Наблюдая, как Сецуко валяется в голодном полусне с куклой в руках, он отчаянно думал: "отрежу себе палец, дам ей напиться крови…черт…если только один отрезать, большой разницы не будет, а ее мясом накормлю…" "Сецуко" – сказал он вслух, "пора бы разобраться с твоими волосами". Только сестренкины волосы полнились жизненной силой – росли с каждым днем, и становились все гуще. Усадив девочку перед собой, Сейта заплел три косички. Он мог бы набирать насекомых пригоршнями – так она завшивела. "Сейта…спасибо". Когда волосы были уложены, ямы глазниц проступили еще отчетливее. Какие мысли бродили в ее голове? Пошарив рукой, она подобрала с земли два камешка. "Сейта, угощайся," "Чего?" "Обед…" - произнесла сестренка более внятно, собравшись с силами – "а чай ты будешь? И еще я приготовила тебе соевого творога, я тебе положу на тарелку" – словно играя в дом, она выстроила в линейку комья земли и камни, "Пожалуйста, угощайся. Разве ты не хочешь есть?"
В полдень, 22 августа, Сейта пошёл окунуться в резервуар, а вернувшись, нашёл Сецуко мёртвой. Девочка усохла до кожи и костей. Последние два или три дня она уже не могла говорить, и даже не стряхивала крупных муравьев, ползающих по лицу.

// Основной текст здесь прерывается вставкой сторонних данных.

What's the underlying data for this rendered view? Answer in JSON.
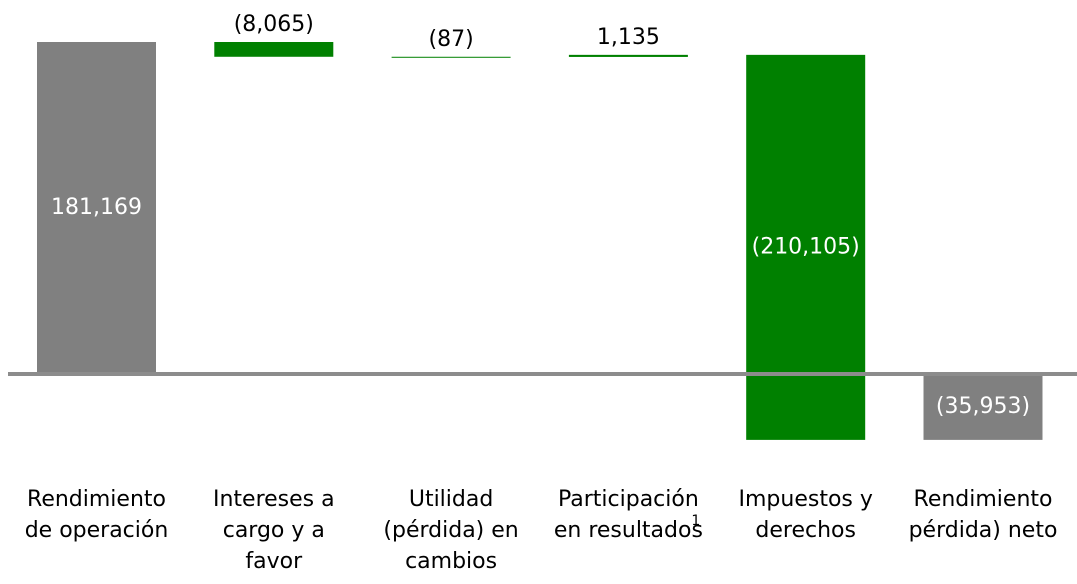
{
  "chart_data": {
    "type": "waterfall",
    "categories": [
      [
        "Rendimiento",
        "de operación"
      ],
      [
        "Intereses a",
        "cargo y a",
        "favor"
      ],
      [
        "Utilidad",
        "(pérdida) en",
        "cambios"
      ],
      [
        "Participación",
        "en resultados"
      ],
      [
        "Impuestos y",
        "derechos"
      ],
      [
        "Rendimiento",
        "pérdida) neto"
      ]
    ],
    "footnote_marks": [
      null,
      null,
      null,
      "1",
      null,
      null
    ],
    "values": [
      181169,
      -8065,
      -87,
      1135,
      -210105,
      -35953
    ],
    "value_labels": [
      "181,169",
      "(8,065)",
      "(87)",
      "1,135",
      "(210,105)",
      "(35,953)"
    ],
    "measures": [
      "total",
      "relative",
      "relative",
      "relative",
      "relative",
      "total"
    ],
    "total_color": "#808080",
    "delta_color": "#008000",
    "baseline_color": "#8c8c8c"
  }
}
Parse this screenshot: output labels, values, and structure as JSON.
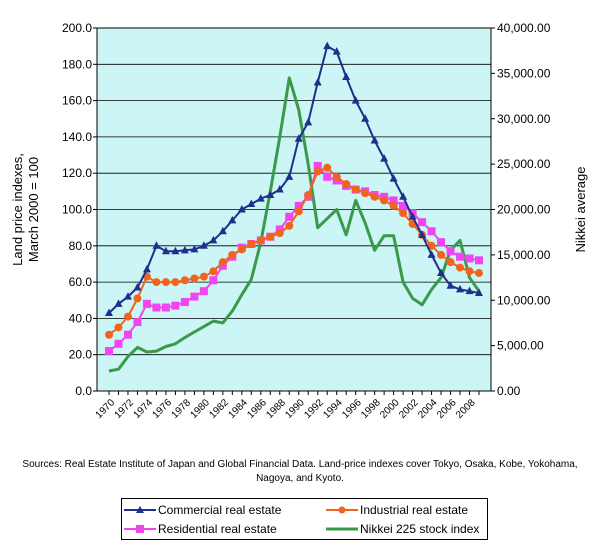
{
  "chart_data": {
    "type": "line",
    "title": "",
    "xlabel": "",
    "ylabel": "Land price indexes, March 2000 = 100",
    "ylabel_lines": [
      "Land price indexes,",
      "March 2000 = 100"
    ],
    "y2label": "Nikkei average",
    "ylim": [
      0,
      200
    ],
    "y2lim": [
      0,
      40000
    ],
    "yticks": [
      "0.0",
      "20.0",
      "40.0",
      "60.0",
      "80.0",
      "100.0",
      "120.0",
      "140.0",
      "160.0",
      "180.0",
      "200.0"
    ],
    "y2ticks": [
      "0.00",
      "5,000.00",
      "10,000.00",
      "15,000.00",
      "20,000.00",
      "25,000.00",
      "30,000.00",
      "35,000.00",
      "40,000.00"
    ],
    "xticks": [
      "1970",
      "1972",
      "1974",
      "1976",
      "1978",
      "1980",
      "1982",
      "1984",
      "1986",
      "1988",
      "1990",
      "1992",
      "1994",
      "1996",
      "1998",
      "2000",
      "2002",
      "2004",
      "2006",
      "2008"
    ],
    "x": [
      1970,
      1971,
      1972,
      1973,
      1974,
      1975,
      1976,
      1977,
      1978,
      1979,
      1980,
      1981,
      1982,
      1983,
      1984,
      1985,
      1986,
      1987,
      1988,
      1989,
      1990,
      1991,
      1992,
      1993,
      1994,
      1995,
      1996,
      1997,
      1998,
      1999,
      2000,
      2001,
      2002,
      2003,
      2004,
      2005,
      2006,
      2007,
      2008,
      2009
    ],
    "plot_background": "#ccf5f5",
    "legend_position": "bottom",
    "series": [
      {
        "name": "Commercial real estate",
        "axis": "left",
        "color": "#1f2f8c",
        "marker": "triangle",
        "values": [
          43,
          48,
          52,
          57,
          67,
          80,
          77,
          77,
          77.5,
          78,
          80,
          83,
          88,
          94,
          100,
          103,
          106,
          108,
          111,
          118,
          139,
          148,
          170,
          190,
          187,
          173,
          160,
          150,
          138,
          128,
          117,
          107,
          96,
          86,
          75,
          65,
          58,
          56,
          55,
          54
        ]
      },
      {
        "name": "Industrial real estate",
        "axis": "left",
        "color": "#f0641e",
        "marker": "circle",
        "values": [
          31,
          35,
          41,
          51,
          63,
          60,
          60,
          60,
          61,
          62,
          63,
          66,
          71,
          75,
          78,
          81,
          83,
          85,
          87,
          91,
          99,
          108,
          121,
          123,
          118,
          114,
          111,
          109,
          107,
          105,
          102,
          98,
          92,
          86,
          80,
          75,
          71,
          68,
          66,
          65
        ]
      },
      {
        "name": "Residential real estate",
        "axis": "left",
        "color": "#f045f0",
        "marker": "square",
        "values": [
          22,
          26,
          31,
          38,
          48,
          46,
          46,
          47,
          49,
          52,
          55,
          61,
          69,
          74,
          79,
          81,
          83,
          85,
          89,
          96,
          102,
          107,
          124,
          118,
          116,
          113,
          111,
          110,
          108,
          107,
          105,
          102,
          98,
          93,
          88,
          82,
          77,
          74,
          73,
          72
        ]
      },
      {
        "name": "Nikkei 225 stock index",
        "axis": "right",
        "color": "#3a9a4a",
        "marker": "none",
        "values": [
          2200,
          2400,
          3800,
          4800,
          4300,
          4400,
          4900,
          5200,
          5900,
          6500,
          7100,
          7700,
          7500,
          8800,
          10600,
          12300,
          16400,
          22000,
          28000,
          34500,
          31000,
          25000,
          18000,
          19000,
          20000,
          17200,
          21000,
          18500,
          15500,
          17100,
          17100,
          12000,
          10200,
          9500,
          11200,
          12500,
          15500,
          16600,
          12500,
          11000
        ]
      }
    ]
  },
  "source_note": "Sources: Real Estate Institute of Japan and Global Financial Data. Land-price indexes cover Tokyo, Osaka, Kobe, Yokohama, Nagoya, and Kyoto."
}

Только по ночам она, казалось, наблюдала за мерцанием светлячков. "Вверх ползут, вниз ползут, оп, встали" – бормотала она мягко. За неделю до того, военные официально признали поражение в войне. "А что же с объединенной флотилией!?" – закричал Сейта. "Так их давным-давно потопили, в живых никого не осталось" –уверенным тоном сказал стоявший рядом старик. Выходит, и папин крейсер потоплен?… Он брёл по улице один и всё смотрел на смятую отцовскую фотографию, его неотъемлемую часть. "Папы тоже нет…папы тоже нет…" Он почувствовал реальность отцовской гибели - куда сильнее, чем маминой, разом теряя всю твёрдость сердца – то, что поддерживало на плаву и его, и Сецуко; с этого момента ему стало абсолютно всё равно, что с ними будет. Всё же, ради Сецуко, он обошел окрестные кварталы, мусоля в карманах банкноты в десять иен, взятые из его сбережений. Наконец, он купил цыпленка за 150 иен – рис уже продавался втридорога, по 40 иен за один сё. Он пытался заставить сестренку есть, но та уже не могла проглотить еду.